Le Paradis perdu, John Milton (1667)[1]

TROISIÈME PARTIE

VIII

Système Alpha Centauri, Akya.
30 octobre 2205 (Temps Relatif)

Le fronton installé à l’entrée du gigantesque camp militaire proclamait : Nouvelle-Jérusalem.

Lorsqu’il avait fallu baptiser la forteresse, quelques voix avaient objecté que donner le nom de la Cité Sainte à un camp militaire – fût-il exceptionnel comme celui-ci – était quelque peu audacieux. Néanmoins l’engouement général pour ce nom avait eu raison des réticences et Pierre l’Ermite avait procédé à une cérémonie solennelle, retransmise sur tous les canaux tachy des médias terrestres.

« Voici votre planning, Lieutenant, dit le capitaine de liaison à Tancrède en lui transmettant les fichiers sur son messageur. Avec ça, vous aurez de quoi vous occuper pendant quelques jours.

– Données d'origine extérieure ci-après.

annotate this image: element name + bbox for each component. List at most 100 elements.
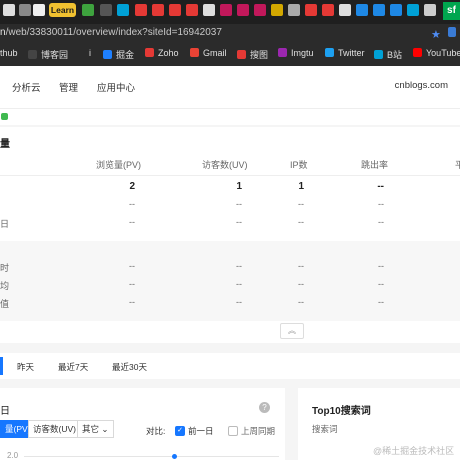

— Bien, mon Capitaine », répondit machinalement Tancrède en récupérant le petit rectangle noir que l’officier lui tendait.

La surface mate du messageur brillait d’une douce lumière orange qui pulsait lentement, signalant que les données étaient chargées. Tancrède le pressa deux fois du pouce pour faire cesser le clignotement, et le replaça sur le bracelet qu’il portait au poignet droit. Le rectangle se mit en place de lui-même, se déformant aussitôt afin d’épouser la légère courbure du bras, puis afficha l’heure comme n’importe quelle montre. À l’inverse de la plupart des gens qui se contentaient de le mettre dans une poche, Tancrède avait pris l’habitude de le porter ainsi.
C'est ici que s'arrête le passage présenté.